Should I believe him ?

Regards P

Shawn Mielke February 5th, 2004 08:05 PM

I didn't know the 170 has different chips than the 150.

Mike Rehmus February 5th, 2004 10:45 PM

That's not what Sony says. They say it is because of improvements in the DSP IRC. They said there were no CCD changes.

Doug Okamoto February 6th, 2004 04:54 AM

<<<-- Originally posted by Mike Rehmus : That's not what Sony says. They say it is because of improvements in the DSP IRC. They said there were no CCD changes. -->>>

Hi Mike how ya doing?

When I talked to a Sony person at DV Expo he did state that the PD170 had the Advanced HAD CCD's (and all their literature states that as well) which is fairly recent technology. Are you saying that Sony put new technology onto an old chip design without doing anything to the chips? Inquiring minds want to know! :)

Doug

Law Tyler February 6th, 2004 09:44 AM

Yeah, all I want to know is under the exact same lighting level, are the pictures improved on the 170?

Actually I have a 250 and a VX2100, but haven't done any test. Seems pretty close to me.

Mike Rehmus February 6th, 2004 12:49 PM

<<<-- Originally posted by Doug Okamoto : <<<-- Originally posted by Mike Rehmus : That's not what Sony says. They say it is because of improvements in the DSP IRC. They said there were no CCD changes. -->>>

Hi Mike how ya doing?

When I talked to a Sony person at DV Expo he did state that the PD170 had the Advanced HAD CCD's (and all their literature states that as well) which is fairly recent technology. Are you saying that Sony put new technology onto an old chip design without doing anything to the chips? Inquiring minds want to know! :)

Doug -->>>

Doug,

I read that in a Sony press release. It could have been wrong info but they were very specific that the Optical Block had not changed and the improvements were downstream in the image processing bits.

From what I've seen in comparisons between the 150 and the 170, the difference is only in the level of noise present in the image. The 170 image is not lighter as you would expect if the CCDs actually got more sensitive. All Sony claims is that the noise floor is lower and that allows them to SPEC the camera at 1 Lux.
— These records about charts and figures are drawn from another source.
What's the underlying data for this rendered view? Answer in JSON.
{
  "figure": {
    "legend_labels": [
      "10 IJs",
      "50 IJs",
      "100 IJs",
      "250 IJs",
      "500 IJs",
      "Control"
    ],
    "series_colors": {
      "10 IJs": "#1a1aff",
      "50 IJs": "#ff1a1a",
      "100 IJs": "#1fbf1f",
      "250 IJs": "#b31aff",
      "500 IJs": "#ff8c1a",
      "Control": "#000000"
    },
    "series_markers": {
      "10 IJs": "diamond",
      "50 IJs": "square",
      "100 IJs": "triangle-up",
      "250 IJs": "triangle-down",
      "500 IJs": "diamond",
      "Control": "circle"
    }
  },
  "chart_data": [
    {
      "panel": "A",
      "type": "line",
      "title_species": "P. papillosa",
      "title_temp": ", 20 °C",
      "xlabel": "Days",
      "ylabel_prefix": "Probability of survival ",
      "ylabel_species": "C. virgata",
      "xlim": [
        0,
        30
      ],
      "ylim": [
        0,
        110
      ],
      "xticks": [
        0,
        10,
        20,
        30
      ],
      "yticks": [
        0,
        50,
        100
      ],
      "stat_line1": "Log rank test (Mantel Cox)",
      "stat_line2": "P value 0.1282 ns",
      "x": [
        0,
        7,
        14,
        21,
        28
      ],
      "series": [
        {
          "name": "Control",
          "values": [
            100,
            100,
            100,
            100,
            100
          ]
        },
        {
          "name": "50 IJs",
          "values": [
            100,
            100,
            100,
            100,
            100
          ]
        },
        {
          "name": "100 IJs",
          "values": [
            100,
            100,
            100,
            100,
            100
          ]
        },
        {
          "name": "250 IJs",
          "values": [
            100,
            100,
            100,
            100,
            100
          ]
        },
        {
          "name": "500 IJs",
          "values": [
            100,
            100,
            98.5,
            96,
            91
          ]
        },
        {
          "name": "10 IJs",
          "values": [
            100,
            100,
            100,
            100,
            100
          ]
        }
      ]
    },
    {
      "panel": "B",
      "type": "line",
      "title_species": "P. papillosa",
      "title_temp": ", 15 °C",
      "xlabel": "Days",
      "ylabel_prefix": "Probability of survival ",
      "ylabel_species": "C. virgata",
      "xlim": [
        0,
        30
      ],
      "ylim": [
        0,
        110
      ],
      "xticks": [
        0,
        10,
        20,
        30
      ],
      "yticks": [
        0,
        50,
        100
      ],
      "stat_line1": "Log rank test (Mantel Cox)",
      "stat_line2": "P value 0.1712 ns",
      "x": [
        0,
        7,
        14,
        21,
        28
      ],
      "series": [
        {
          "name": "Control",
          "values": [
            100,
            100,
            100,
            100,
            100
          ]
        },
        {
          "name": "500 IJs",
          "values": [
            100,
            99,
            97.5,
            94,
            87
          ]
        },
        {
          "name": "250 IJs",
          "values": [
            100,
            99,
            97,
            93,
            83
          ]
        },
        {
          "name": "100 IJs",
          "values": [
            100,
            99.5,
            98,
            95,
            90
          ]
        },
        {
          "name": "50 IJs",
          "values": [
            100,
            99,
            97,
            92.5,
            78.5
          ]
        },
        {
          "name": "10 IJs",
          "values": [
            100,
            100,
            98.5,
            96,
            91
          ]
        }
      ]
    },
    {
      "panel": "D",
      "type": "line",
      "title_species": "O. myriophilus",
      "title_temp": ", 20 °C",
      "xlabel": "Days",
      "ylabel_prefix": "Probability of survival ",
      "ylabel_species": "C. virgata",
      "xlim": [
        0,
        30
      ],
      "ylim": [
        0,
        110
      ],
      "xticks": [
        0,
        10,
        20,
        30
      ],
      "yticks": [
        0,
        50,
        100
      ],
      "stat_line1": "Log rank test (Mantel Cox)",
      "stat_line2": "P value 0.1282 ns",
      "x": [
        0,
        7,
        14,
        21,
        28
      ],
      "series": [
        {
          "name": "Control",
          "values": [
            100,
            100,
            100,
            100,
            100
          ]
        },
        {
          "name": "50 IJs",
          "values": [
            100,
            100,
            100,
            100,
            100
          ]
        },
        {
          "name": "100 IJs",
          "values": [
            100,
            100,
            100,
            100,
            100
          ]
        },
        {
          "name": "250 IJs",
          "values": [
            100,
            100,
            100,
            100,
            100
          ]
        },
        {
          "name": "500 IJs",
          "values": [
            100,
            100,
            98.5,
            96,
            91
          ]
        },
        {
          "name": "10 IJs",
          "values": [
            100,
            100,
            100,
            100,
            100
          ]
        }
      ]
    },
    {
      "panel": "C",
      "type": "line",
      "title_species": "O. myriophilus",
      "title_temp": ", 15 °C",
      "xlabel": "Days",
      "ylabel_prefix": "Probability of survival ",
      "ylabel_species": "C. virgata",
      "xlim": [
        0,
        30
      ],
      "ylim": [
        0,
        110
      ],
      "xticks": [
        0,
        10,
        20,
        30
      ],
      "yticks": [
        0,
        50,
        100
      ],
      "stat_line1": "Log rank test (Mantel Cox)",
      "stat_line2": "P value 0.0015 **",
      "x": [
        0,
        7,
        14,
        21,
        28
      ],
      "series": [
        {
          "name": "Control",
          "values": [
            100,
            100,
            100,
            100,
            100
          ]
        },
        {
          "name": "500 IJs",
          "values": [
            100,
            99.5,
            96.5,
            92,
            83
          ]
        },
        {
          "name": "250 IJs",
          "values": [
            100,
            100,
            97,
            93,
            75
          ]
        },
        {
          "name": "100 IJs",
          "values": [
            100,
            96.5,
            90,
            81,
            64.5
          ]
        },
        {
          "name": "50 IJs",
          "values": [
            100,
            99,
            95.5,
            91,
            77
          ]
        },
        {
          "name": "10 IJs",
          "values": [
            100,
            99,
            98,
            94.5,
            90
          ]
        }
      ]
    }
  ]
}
Alan Christensen February 6th, 2004 01:02 PM

Mike's observation about it being a noise floor improvement jives with some low light experiments that I have done with my 2100 vs my 2000. The 2100 picture is not brighter in very low light, but it does have less noise. This noise advantage persists for a little while as small amounts of light are added, but then disappears as the light level increases to the point where the noise disappears on the 2000.

Law Tyler February 6th, 2004 03:27 PM

In that case, then couldn't some software processing on the computer improve the 150 footage? Would be nice, even though 150 is pretty good most of the time.

Alan Christensen February 6th, 2004 04:28 PM

Yes, you can post process noisy video and improve its appearance. For example, applying the "deflicker" setting to a clip in Premiere will remove noise at the expense of some blurring of the horizontal edges. There are specialty software programs that do this even more effectively for still pictures using custom noise profiles for each type of digital camera. They seem to work somewhat better than running a simple noise filter in Photoshop. (They remove noise without getting as much blurring of the edges as you do with simple filters.) Perhaps Sony is doing something along this line, using the noise characteristics of the sensors to eliminate noise to the greatest extent possible. I'm sure a similar thing could be done in post processing. However, the amount of time that it might take to do this sophisticated processing frame by frame might be exhorbitant.